The extent of the injury that can be inflicted in exercising the right of self-defence is limited except in cases as referred in Sections 100 and 103 of the Code. Section 100 provides that the right of private defence of the body extends to the voluntary causing of death or of any other harm to the assailant, if the offence which occasions the exercise of the right of any of the following descriptions:
(i) Such an assault as may reasonably cause the apprehension that death will otherwise be the consequence of such assault; (ii) such an assault as may reasonably cause the apprehension that grievous hurt will otherwise be the consequence of such assault; (iii) an assault with the intention of committing rape; (iv) an assault with the intention of gratifying unnatural lust; (v) an assault with the intention of kidnapping or abducting; (vi) an assault with the intention of wrongfully confining a person, under circumstances which may reasonably cause him to apprehend that he will be unable to have recourse to the public authorities for his release.
If B attempts to horsewhip A in such a manner as to cause grievous hurt to A. A draws a pistol.

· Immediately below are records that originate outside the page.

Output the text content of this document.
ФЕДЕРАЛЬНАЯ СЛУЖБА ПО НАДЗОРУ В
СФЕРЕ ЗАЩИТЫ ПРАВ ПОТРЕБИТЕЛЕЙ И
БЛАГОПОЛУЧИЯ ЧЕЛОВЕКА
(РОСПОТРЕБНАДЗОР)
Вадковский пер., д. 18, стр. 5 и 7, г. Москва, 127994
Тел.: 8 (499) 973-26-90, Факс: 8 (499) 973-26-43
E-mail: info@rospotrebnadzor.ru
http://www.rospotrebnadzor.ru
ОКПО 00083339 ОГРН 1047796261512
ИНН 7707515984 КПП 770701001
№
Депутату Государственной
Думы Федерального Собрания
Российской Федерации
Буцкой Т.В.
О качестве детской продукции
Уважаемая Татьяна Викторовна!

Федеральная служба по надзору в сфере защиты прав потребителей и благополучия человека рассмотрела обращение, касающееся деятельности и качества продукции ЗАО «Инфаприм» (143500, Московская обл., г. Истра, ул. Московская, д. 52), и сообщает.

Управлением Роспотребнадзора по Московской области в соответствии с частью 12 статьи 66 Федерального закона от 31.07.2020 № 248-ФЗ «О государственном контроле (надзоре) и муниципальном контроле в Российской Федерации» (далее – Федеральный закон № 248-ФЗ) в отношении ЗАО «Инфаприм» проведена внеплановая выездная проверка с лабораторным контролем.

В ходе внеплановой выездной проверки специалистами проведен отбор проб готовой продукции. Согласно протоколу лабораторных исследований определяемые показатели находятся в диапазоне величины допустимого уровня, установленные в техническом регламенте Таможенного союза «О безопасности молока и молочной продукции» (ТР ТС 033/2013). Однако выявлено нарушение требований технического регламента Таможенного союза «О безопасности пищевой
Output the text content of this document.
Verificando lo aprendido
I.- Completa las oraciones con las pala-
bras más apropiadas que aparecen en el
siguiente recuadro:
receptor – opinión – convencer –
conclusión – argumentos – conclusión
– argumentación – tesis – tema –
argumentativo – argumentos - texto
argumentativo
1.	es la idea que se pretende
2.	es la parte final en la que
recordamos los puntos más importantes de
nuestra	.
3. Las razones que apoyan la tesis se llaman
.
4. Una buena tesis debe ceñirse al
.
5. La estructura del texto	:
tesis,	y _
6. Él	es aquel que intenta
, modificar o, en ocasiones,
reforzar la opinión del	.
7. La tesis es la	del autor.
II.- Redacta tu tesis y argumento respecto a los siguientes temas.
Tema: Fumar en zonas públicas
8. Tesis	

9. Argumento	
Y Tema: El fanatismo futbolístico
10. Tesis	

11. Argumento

B persists in the assault. A, believing in good faith that he can by no other means prevent himself from being horsewhipped shoots B dead. A is guilty of no offence.
A husband noticed another man trying to rape his wife who was trying to get out of his clutches. The husband gave a quick succession of lathi blows resulting in the death of the man and rescued his wife. It was held that the husband acted in exercise of his right of private defence which he did not exceed.
Under this section, the person claiming the right of private defence must be under bona fide apprehension or fear that death or grievous hurt would otherwise be the consequence of the attack on him if he did not defend himself. The accused may not even wait till the causing of the grievous injury.
An intruder (the deceased) armed with knife attacked the accused. Accused managed to get hold of the knife held by the deceased and in order to save himself he inflicted injuries on deceased. In these circumstances the accused acted in exercise of right of private defence of person.
Whether apprehension was reasonable or not is a question of fact depending on the weapons used, etc. It may be noted here that mere abduction is not an offence and, therefore, cannot give rise to any right of private defence.
An attempt by a husband to abduct his wife forcibly is an unlawful act and she is justified in using force to resist the attempt in self-defence under Section 100. When a woman was being abducted, even though by her husband, and there was an assault on her and she was being compelled by force to go away from her paramour’s house, the paramour and his brother would have the right of private defence of the body against an assault by her husband with an intention of abducting her by force and the right would extend even to the causing of death.
Again where it was found that : (1) the land was in possession of the accused persons; (2) paddy crop had been grown by the accused persons and the same was ready for harvesting; (3) the deceased and their people were the aggressors; and (4) when the accused persons tried to resist the attempt of the deceased and their group in the matter of harvesting of the paddy crop, two of the accused persons were badly beaten up and they suffered grievous injuries and there was a further finding that these two accused were first injured by the aggressors, the Supreme Court held that the accused were entitled in the exercise of the right of private defence of the body to cause death.
The party of the deceased was armed with sharp cutting instruments by the use of which injuries on the two accused persons had been inflicted. The blows were on a vital part of these two accused persons. If there was no resistance offered it was very likely that with some further blows death would have occurred so as to give rise the first contingency indicated in Section 100. Grievous hurt had been caused which gave rise to the second contingency.
In this connection it is quite significant to note that it has been the consistent view of the Supreme Court of India that where the right of private defence of person is exceeded it loses its credit and no protection of Section 100 can be availed.
However, it indicates the absence of pre-plan on the part of accused or person proved to have exceeded the right of private defence of person.
In Rampbal v. State of Haryana, there was no prior enmity between two groups but the whole incident developed all of a sudden. In this process the accused sustained many injuries on his body and the same were unexplained by the prosecution.
The single act of the accused caused death of deceased. The Apex Court held that such act must be taken to have been caused in exercise of right of private defence of person and benefit of doubt must be given to the accused.
The fact situation involved in Buta Singh v. State of Punjab is more instructive in this regard. There the deceased and his companions had gone to the disputed field to have it tilled. But their efforts were frustrated by the son of the accused.
They were annoyed and enraged. They, therefore, went to the ‘dera’ (camp) of the accused and launched an attack. The accused and his wife fought to repel the attack and in the course of the incident both sides sustained injuries and one of the members of the attacking party died.
It was held that the accused could not be said to have exceeded the right of private defence for the obvious reason the accused could not have weighed in golden scales in the heat of the moment the number of injuries required to disarm his assailants who were armed with lethal weapons’.
Discussing Section 100 of the Penal Code the Supreme Court, in Suresh v. State of Haryana, has held if the assault is likely to cause death or grievous hurt ,the accused person has a right of private defence which can extend even to cause death of the attacking party.